Tuesday, March 3, 2015

Rauner, Emanuel both likely to be tagged with United Steelworkers strike

Oil refinery workers represented by the United Steelworkers union across the nation – including at the BP refinery in Whiting, Ind., near the Illinois/Indiana border – have been on strike for more than a month; and that could become an issue that our top political people are likely to get tagged with if the Chicago Teachers Union gets its way.


The teachers union issued a statement Monday saying it fully supported the striking union members, who walked off the job Feb. 1 when they were unable to come to agreement on new health and safety regulations at the refineries.

THE LABOR DISPUTE began in Texas and has spread to 15 facilities across the country. None are technically within Illinois, although that Whiting refinery is capable of generating a stink that sometimes can be sensed – depending on how the wind blows – at the far southeast corner of Chicago.

The teachers union decided to show labor solidarity by reminding us that our new governor is not all that sympathetic toward organized labor and that Bruce Rauner “attacks Illinois unions and worker compensation laws that keep workers safe.”

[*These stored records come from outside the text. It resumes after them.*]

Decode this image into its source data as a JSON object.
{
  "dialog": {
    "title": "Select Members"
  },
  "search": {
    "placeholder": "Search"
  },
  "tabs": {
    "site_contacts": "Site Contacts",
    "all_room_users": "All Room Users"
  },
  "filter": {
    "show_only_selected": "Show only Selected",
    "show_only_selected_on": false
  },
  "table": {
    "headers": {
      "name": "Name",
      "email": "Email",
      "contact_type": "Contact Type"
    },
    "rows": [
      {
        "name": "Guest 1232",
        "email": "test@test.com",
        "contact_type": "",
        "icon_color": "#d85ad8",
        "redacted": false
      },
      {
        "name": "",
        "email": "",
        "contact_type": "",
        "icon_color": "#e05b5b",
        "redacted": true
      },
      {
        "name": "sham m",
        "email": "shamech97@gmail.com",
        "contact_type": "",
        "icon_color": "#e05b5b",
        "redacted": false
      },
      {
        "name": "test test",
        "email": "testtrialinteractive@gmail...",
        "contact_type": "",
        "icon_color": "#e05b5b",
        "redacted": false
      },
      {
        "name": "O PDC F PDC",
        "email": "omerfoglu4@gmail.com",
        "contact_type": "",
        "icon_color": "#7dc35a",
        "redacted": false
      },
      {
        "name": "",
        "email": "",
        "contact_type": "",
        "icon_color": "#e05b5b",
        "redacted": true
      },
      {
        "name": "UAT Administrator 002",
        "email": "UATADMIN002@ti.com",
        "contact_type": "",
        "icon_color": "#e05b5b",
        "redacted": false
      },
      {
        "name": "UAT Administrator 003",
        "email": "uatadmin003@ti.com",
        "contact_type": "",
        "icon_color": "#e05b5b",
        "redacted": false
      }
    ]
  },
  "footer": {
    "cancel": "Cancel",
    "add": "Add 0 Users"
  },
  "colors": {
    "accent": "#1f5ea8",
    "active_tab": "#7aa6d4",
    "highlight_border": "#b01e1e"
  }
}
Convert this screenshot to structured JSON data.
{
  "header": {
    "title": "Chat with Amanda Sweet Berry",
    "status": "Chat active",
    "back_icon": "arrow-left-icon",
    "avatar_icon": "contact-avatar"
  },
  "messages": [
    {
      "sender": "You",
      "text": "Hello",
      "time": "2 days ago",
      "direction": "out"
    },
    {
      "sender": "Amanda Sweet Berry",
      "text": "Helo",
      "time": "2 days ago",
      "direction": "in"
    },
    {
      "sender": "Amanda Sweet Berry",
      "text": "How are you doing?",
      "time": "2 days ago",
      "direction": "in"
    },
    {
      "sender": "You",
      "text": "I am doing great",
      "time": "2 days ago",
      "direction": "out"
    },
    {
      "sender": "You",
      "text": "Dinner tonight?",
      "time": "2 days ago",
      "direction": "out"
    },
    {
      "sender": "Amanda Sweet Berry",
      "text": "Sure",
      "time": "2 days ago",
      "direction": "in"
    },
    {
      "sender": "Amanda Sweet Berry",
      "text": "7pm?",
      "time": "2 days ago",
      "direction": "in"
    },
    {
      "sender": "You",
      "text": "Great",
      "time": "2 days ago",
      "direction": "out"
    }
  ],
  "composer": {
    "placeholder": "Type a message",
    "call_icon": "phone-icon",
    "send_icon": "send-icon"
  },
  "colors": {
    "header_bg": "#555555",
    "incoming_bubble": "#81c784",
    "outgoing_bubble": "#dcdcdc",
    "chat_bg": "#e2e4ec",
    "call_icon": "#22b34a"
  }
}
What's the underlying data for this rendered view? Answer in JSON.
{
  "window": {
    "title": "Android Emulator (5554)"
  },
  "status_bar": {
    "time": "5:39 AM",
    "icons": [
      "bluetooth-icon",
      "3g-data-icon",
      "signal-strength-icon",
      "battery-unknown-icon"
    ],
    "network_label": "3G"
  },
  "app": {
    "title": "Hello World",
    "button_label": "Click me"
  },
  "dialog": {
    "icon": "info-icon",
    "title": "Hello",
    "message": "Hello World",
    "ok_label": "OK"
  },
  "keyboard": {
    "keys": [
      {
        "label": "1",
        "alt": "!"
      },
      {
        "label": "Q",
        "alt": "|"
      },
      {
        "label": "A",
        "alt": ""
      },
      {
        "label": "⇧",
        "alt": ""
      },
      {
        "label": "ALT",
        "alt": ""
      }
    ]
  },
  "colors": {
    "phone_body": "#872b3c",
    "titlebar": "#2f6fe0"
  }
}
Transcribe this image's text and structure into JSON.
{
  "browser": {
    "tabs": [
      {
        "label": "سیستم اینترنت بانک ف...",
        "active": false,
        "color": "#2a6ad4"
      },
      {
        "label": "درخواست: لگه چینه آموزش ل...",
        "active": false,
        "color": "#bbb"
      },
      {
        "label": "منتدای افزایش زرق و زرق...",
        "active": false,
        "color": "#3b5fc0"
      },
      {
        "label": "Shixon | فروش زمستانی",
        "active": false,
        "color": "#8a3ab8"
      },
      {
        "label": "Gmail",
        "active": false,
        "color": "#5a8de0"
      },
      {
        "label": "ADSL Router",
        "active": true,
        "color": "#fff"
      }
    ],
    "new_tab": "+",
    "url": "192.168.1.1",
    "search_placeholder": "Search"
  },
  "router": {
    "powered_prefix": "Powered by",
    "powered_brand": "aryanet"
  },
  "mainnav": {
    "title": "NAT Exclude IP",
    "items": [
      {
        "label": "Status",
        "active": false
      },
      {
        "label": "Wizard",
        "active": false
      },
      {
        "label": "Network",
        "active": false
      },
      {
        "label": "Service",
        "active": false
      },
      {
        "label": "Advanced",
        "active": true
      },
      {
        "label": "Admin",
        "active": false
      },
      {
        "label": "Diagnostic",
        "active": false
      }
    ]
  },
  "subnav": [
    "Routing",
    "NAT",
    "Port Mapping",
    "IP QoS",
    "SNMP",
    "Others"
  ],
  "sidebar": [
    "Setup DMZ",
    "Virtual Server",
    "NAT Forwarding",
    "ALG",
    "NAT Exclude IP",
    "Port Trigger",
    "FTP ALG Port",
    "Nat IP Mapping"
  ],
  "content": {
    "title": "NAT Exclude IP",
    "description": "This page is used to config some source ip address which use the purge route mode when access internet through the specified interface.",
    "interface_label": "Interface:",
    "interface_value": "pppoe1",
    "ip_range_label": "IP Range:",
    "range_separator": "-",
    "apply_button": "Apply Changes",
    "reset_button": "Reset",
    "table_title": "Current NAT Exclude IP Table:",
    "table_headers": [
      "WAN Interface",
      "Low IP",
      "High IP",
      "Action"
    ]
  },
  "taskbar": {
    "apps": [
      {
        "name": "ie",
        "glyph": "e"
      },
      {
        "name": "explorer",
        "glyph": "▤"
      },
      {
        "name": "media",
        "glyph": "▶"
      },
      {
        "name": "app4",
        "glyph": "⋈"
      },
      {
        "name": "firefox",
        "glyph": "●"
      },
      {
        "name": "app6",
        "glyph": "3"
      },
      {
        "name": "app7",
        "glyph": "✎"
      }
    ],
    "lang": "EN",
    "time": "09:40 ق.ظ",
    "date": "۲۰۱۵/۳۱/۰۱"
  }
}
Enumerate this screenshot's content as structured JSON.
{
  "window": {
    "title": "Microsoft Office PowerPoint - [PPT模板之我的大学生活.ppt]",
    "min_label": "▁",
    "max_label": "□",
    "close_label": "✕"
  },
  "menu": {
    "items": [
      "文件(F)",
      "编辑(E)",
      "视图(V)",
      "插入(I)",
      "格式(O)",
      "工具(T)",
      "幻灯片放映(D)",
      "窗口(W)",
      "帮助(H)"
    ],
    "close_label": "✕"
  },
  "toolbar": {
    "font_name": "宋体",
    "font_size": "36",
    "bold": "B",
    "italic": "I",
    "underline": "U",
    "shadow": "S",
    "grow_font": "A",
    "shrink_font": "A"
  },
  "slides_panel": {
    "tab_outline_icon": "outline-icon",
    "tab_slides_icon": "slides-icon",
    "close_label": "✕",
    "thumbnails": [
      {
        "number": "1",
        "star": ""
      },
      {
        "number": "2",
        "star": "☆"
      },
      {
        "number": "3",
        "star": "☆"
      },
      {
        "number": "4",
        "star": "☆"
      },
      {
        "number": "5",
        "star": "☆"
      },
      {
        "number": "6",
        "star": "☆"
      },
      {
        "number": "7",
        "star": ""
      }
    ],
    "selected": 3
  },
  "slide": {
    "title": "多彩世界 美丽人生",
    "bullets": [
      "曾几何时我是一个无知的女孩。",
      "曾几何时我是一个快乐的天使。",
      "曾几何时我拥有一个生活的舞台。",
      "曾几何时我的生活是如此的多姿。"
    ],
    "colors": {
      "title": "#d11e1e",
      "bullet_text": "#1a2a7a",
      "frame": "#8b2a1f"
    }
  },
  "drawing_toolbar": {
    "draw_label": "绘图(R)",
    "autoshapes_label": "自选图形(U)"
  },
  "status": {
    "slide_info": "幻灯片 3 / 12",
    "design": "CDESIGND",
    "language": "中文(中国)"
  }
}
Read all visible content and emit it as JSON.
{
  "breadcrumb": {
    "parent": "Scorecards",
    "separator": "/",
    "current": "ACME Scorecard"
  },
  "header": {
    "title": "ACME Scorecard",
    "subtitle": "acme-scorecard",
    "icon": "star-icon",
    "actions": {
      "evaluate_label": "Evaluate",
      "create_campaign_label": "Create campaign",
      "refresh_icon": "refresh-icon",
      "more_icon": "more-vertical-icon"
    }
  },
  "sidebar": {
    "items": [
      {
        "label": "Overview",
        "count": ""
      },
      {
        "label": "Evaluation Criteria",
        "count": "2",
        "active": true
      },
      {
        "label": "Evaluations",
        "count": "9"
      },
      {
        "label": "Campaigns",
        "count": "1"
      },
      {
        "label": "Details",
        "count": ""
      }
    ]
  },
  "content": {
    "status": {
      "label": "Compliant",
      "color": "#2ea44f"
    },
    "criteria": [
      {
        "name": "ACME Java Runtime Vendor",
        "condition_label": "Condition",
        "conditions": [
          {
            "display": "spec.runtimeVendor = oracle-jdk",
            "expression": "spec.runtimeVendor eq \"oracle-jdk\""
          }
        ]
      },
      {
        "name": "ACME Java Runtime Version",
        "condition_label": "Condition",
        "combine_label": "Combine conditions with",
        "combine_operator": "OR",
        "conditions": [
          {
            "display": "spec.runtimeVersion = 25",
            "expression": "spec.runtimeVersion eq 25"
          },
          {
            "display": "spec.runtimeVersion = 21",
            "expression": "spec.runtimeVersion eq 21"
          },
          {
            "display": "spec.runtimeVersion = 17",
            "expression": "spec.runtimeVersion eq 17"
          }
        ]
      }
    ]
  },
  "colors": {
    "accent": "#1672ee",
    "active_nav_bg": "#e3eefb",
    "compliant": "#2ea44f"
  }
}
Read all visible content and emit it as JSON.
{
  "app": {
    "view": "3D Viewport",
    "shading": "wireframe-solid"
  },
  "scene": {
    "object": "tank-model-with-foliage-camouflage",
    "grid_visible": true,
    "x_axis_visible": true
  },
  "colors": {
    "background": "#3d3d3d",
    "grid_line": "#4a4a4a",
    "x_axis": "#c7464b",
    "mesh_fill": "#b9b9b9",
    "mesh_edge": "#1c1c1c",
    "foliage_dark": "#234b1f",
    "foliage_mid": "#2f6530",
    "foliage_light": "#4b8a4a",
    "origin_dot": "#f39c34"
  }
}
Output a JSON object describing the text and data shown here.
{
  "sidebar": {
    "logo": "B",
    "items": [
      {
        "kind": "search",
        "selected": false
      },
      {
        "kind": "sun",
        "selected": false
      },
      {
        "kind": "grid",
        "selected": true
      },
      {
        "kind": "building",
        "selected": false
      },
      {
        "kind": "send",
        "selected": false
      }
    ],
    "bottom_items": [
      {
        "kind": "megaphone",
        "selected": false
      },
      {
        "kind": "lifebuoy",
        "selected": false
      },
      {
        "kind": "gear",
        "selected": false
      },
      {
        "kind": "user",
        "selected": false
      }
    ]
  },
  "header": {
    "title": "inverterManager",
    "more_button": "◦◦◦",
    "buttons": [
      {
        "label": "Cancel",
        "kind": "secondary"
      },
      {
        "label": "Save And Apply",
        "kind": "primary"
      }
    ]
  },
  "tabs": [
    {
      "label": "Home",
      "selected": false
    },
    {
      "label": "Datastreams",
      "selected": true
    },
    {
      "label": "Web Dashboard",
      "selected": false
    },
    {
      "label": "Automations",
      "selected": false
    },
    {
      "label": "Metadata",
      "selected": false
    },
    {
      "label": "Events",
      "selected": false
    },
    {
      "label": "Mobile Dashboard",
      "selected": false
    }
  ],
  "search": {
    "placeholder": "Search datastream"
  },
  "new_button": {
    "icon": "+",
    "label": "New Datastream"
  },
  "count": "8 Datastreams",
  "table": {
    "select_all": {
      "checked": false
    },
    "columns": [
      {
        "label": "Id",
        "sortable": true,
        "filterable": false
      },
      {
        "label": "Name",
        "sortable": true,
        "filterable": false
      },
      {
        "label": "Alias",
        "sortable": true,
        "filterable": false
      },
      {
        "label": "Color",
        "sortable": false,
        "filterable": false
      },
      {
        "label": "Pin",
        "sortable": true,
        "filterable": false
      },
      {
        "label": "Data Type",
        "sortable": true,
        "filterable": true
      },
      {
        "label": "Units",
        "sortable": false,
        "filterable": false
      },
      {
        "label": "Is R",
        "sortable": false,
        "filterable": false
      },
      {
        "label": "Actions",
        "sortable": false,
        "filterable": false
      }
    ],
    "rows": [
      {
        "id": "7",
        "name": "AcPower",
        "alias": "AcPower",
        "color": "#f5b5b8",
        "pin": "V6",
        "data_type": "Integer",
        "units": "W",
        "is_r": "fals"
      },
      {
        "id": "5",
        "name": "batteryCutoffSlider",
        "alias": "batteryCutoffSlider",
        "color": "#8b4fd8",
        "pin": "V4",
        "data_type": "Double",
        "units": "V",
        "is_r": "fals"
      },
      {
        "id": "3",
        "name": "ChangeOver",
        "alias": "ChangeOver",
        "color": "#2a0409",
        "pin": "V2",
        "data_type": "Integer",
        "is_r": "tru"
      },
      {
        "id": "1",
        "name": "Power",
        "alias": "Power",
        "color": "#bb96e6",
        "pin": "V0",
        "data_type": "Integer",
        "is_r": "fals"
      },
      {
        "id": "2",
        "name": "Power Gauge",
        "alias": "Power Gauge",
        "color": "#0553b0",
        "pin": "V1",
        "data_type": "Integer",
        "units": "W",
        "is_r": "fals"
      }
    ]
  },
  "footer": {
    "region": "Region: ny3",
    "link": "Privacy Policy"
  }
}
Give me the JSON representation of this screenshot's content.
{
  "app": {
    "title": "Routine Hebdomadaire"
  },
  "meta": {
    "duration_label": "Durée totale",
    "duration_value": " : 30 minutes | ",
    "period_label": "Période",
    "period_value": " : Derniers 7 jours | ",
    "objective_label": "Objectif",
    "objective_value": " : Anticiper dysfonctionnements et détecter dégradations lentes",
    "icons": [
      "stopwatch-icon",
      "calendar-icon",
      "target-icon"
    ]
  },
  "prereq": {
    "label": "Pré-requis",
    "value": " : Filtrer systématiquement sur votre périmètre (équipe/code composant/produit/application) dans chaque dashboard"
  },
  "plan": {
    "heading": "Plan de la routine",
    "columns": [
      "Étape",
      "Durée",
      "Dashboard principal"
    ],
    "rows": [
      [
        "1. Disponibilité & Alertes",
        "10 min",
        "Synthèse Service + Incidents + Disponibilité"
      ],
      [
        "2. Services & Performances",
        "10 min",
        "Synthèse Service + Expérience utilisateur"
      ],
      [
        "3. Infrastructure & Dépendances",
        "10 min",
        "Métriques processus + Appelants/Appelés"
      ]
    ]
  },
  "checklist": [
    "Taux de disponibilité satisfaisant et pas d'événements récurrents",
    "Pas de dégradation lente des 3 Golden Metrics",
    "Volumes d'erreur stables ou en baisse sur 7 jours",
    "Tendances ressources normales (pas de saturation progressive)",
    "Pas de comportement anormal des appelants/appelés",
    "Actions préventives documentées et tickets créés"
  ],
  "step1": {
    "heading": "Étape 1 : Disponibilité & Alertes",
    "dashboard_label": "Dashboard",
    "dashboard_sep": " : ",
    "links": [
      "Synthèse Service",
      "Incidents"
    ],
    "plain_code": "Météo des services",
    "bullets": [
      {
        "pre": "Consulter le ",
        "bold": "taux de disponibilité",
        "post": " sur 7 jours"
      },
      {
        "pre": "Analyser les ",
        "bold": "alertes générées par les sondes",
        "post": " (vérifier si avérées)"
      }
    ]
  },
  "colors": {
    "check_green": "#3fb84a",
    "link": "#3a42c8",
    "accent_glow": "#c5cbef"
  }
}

The union didn’t mention Mayor Rahm Emanuel in Monday’s statement, but I’m sure it is just a matter of time before they start smacking him with anti-union cries – considering how clear union President Karen Lewis has made it that she wants "Anybody But Rahm" to be mayor and that she supports the bid of Jesus Garcia in the April 7 run-off election.

“It is incumbent upon Illinois political and business leaders to reject the race to the bottom promoted by the anti-union attacks of Gov. Rauner and instead recognize the rights of workers and the importance of their unions to mitigate negative externalities in the workplace and beyond,” the union wrote.

I’M SURE THAT Rauner (and Emanuel) backers will contend that this particular strike doesn’t impact Illinois and ought to be considered irrelevant to our local issues.

But when one comes across as hard-core anti-labor as Rauner does, it is only natural that he’s going to get bashed by some of this strike’s particular trash talk.

Particularly if they think it can result in political support from people who already are wary of trusting the new governor and the incumbent mayor.

“Illinois political leaders can address the widening gulf between rich and poor in the state and the nation by actively promoting unionization, halting the attack on worker pensions and demanding higher taxes for the wealthy,  an approach that has dramatically improved state budgets for the people of Minnesota and California,” the union wrote.

ALTHOUGH I WONDER if bringing up those states is counter-productive, since the kind of measures Rauner has mentioned to bolster the Illinois economy seem to be moving us toward the “right-to-work” laws in places like Mississippi and Alabama – which imposed them out of an ideological belief that the existence of unions WAS the problem that business interests should not have to address.

It shouldn’t be much of a surprise that the teachers union would find some solidarity with the steelworkers union. One of the teachers union’s area vice-presidents is Susan Garza – who also is the 10th Ward aldermanic candidate in the April 7 run-off and the daughter of long-time United Steelworkers local President Ed Sadlowski.

They will keep up the rhetoric meant to fight back against the governor’s rhetoric that is meant to demonize labor. Even if it means bringing up a strike that technically isn’t local.

I’m just waiting to see and hear what they will say if it turns out that gasoline prices wind up increasing significantly in coming weeks since about one-fifth of the nation’s refining capacity is impacted. It’s Rauner’s fault that we could be paying near $4 per gallon for gasoline, except for the part of the equation that can be blamed on Rahm!